Menck and Chastain will also be on the next Matthew Sweet album, whenever he gets around to making it. "He's chomping at the bit to get started, but his record label changed hands and he's still finagling. But he's got the material; there must be a hundred demos for the new album already. He writes more songs in a week than I do all year."

NEW MIDDLE EAST

If you walked into the front room of the Middle East over the past week, the place may look unfamiliar yet strangely familiar: the room now has a new set of tables, booths, and stools and an entirely different bar. This allows for a more compact seating area with more open space, so waitresses no longer have to run an obstacle course on crowded nights. But if denizens of Central Square get a sense of déjà vu, there's good reason: the new furnishings came from the Bradford, a watering hole two doors down from the Middle East (on Mass Ave) that often served as a (usually) quieter retreat from the Middle East on crowded nights before it closed several years ago. "I've passed out on this bar many times," a patron noted at last week's Bevis Frond show.

ROCK SCHOOL SITE

Some of the best and funniest rock criticism I've read in years turns up in Rock School, a comic strip that Crispin Wood pens for the Noise.

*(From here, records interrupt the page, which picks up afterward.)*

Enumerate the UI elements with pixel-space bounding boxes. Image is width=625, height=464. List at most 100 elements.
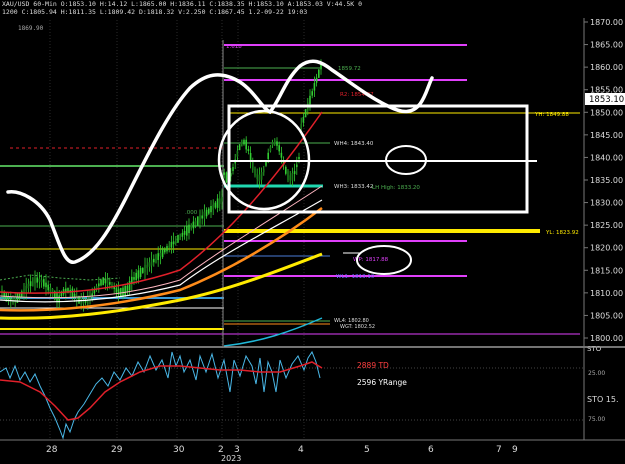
candle-body [49, 287, 52, 293]
candle-body [203, 211, 206, 219]
candle-body [21, 291, 23, 297]
time-tick-label: 6 [428, 445, 434, 455]
level-wl1-label: WL1: 1813.10 [336, 274, 375, 280]
time-tick-label: 4 [298, 445, 304, 455]
candle-body [170, 241, 173, 248]
candle-body [280, 152, 283, 158]
candle-body [73, 293, 76, 297]
ma-orange [0, 207, 323, 312]
candle-body [98, 283, 100, 287]
candle-body [212, 204, 214, 210]
candle-body [27, 283, 30, 289]
price-panel[interactable]: 1.618 1859.72 R2: 1854.07 YH: 1849.88 WH… [0, 20, 580, 440]
candle-body [89, 296, 91, 299]
time-axis[interactable]: 28 29 30 2 3 4 5 6 7 9 2023 [0, 439, 625, 463]
candle-body [45, 282, 47, 288]
level-yh-label: YH: 1849.88 [534, 112, 569, 118]
candle-body [172, 241, 175, 245]
level-1818-label: 1.618 [226, 44, 242, 50]
candle-body [304, 109, 307, 118]
candle-body [175, 238, 177, 244]
candle-body [276, 141, 278, 146]
candle-body [150, 259, 153, 266]
candle-body [208, 208, 210, 214]
price-tick-label: 1835.00 [590, 176, 623, 185]
candle-body [289, 175, 291, 181]
time-tick-label: 7 [496, 445, 502, 455]
candle-body [186, 226, 188, 236]
candle-body [271, 142, 274, 146]
candle-body [124, 286, 126, 296]
candle-body [245, 139, 247, 150]
oscillator-panel[interactable]: 2889 TD 2596 YRange 25.00 STO 15. 75.00 [0, 346, 625, 440]
candle-body [256, 174, 258, 180]
candle-body [311, 91, 313, 96]
candle-body [263, 169, 265, 173]
candle-body [265, 161, 267, 166]
candle-body [238, 144, 241, 151]
price-axis[interactable]: 1870.001865.001860.001855.001850.001845.… [583, 18, 625, 353]
candle-body [40, 279, 43, 283]
candle-body [126, 285, 129, 292]
candle-body [166, 246, 168, 252]
time-tick-label: 29 [111, 445, 123, 455]
candle-body [223, 172, 225, 175]
candle-body [258, 174, 261, 182]
candle-body [320, 64, 322, 70]
candle-body [12, 296, 14, 304]
ma-cyan [223, 317, 323, 347]
osc-tick-75: 75.00 [588, 416, 605, 423]
candle-body [219, 198, 221, 204]
candle-body [102, 277, 104, 286]
candle-body [302, 117, 305, 123]
level-dot-label: .000 [185, 210, 198, 216]
price-tick-label: 1860.00 [590, 63, 623, 72]
candle-body [38, 278, 41, 282]
price-tick-label: 1865.00 [590, 41, 623, 50]
time-tick-label: 9 [512, 445, 518, 455]
level-wh4-label: WH4: 1843.40 [334, 141, 374, 147]
candle-body [296, 164, 298, 168]
candle-body [181, 232, 184, 237]
candle-body [148, 262, 151, 267]
ma-red [0, 111, 323, 294]
level-wp-label: WP: 1817.88 [353, 257, 389, 263]
candle-body [34, 277, 36, 284]
price-tick-label: 1815.00 [590, 266, 623, 275]
candle-body [216, 198, 219, 208]
candle-body [100, 279, 102, 286]
candle-body [269, 146, 272, 152]
candle-body [254, 168, 256, 176]
last-price-label: 1853.10 [589, 95, 624, 105]
candle-body [117, 288, 120, 295]
candle-body [168, 245, 170, 248]
candle-body [318, 69, 320, 78]
candle-body [142, 268, 144, 273]
candle-body [76, 295, 78, 300]
level-wgt-label: WGT: 1802.52 [340, 324, 375, 330]
candle-body [285, 166, 287, 174]
candle-body [133, 277, 135, 280]
candle-body [161, 248, 164, 258]
candle-body [315, 77, 318, 83]
candle-body [179, 233, 181, 240]
time-tick-label: 5 [364, 445, 370, 455]
price-tick-label: 1845.00 [590, 131, 623, 140]
level-lh-high-label: LH High: 1833.20 [372, 185, 420, 191]
level-wh3-label: WH3: 1833.42 [334, 184, 373, 190]
candle-body [274, 139, 276, 145]
candle-body [221, 196, 223, 202]
price-tick-label: 1800.00 [590, 334, 623, 343]
candle-body [47, 284, 49, 291]
year-label: 2023 [221, 454, 241, 463]
candle-body [210, 205, 212, 213]
osc-tick-25: 25.00 [588, 370, 605, 377]
corner-price-label: 1869.90 [18, 25, 44, 32]
candle-body [214, 202, 217, 208]
time-tick-label: 28 [46, 445, 58, 455]
price-tick-labels: 1870.001865.001860.001855.001850.001845.… [584, 18, 623, 343]
candle-body [194, 220, 197, 226]
candle-body [146, 264, 148, 269]
candle-body [128, 280, 131, 291]
level-1859-label: 1859.72 [338, 66, 361, 72]
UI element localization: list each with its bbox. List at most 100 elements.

The monthly strip follows the misadventures of a hapless local outfit -- whose members look a lot like Wood's former group, the Bags -- as they deal with inglorious gigs, interband squabbles, bad beer, and other universals. Now Wood's launched an Internet site (www.rockschool.com), with a spiffier version of same. This time the characters are animated and in color, and there are interactive versions of the strip, complete with music. In fact, the three Bags -- Wood, Jon Hardy, and Jim Janota, alias Upper Crust's Jackie Kickassis -- provide the characters' voices and did new music for the site. A song by the trio as the semi-fictional band Dumpus All Encompass will be on a Curve of the Earth compilation later this year. A Rock School CD-ROM is also in the works.

TWO KIMBALLS

I normally wouldn't pay much attention to the news that Reba McEntire and Brooks & Dunn have recorded a new single together, but something in the press release caught my eye: one of the three songwriters of their collaborative single "If You See Him" was Jennifer Kimball. I figured congratulations would be in order to the Boston-based ex-Story vocalist, who's been stockpiling her own songs since she and singing partner Jonatha Brooke broke up. If Kimball went to Nashville and scored a lucrative deal, good for her. Turns out, however, that there are two Jennifer Kimballs, one based in Nashville and the other still living on Boston. And the two have become friends, thanks in part to the frequent confusion over their identities. "She's written a few hits in Nashville and we've crossed paths a few times. But that's another story, if you'll pardon the expression," the Boston one said last week. The ex-Story member will release her own solo album in August.

COMING UP

Tonight (Thursday) is tribute night upstairs at the Middle East, with the songs of Neil Diamond, Burt Bacharach, Brian Wilson, and others performed by PermaFrost, Gigolo Aunt Steve Hurley, and a band redubbed Beach Boy Wonder for the occasion. Also tonight, Bad Religion are downstairs at the Middle East, alterna-rock godfather Mike Watt brings his punk opera to the Paradise, the Ape Hangers and (Nervous) Eaters rock out at Mama Kin, and T.T. the Bear's Place brings in TVs so you can watch the final episode of Seinfeld, then puts the Sterlings on stage afterward . . . The Rumble semifinals begin at the Middle East tomorrow (Friday), chanteuse Holly Cole and songwriter Chris Stills (Steve's son) are at the Paradise, the Dirty Three and Calexico (Giant Sand's rhythm section) are at T.T.'s, and guitar slinger Jimmy Thackery is at Johnny D's . . . Saturday it's Babaloo at T.T.'s, the Rumble semis continuing downstairs at the Middle East, Mung upstairs at the Middle East, Letters to Cleo at the Paradise, Dennis Brennan at the Lizard Lounge, and Down Low Connection at Mama Kin . . . On Sunday New Orleans's wild bohemians Royal Fingerbowl begin a Middle East residency . . . Monday brings the funky brass band the Dirty Dozen to the House of Blues . . . And Loudon Wainwright III hits Scullers on Wednesday.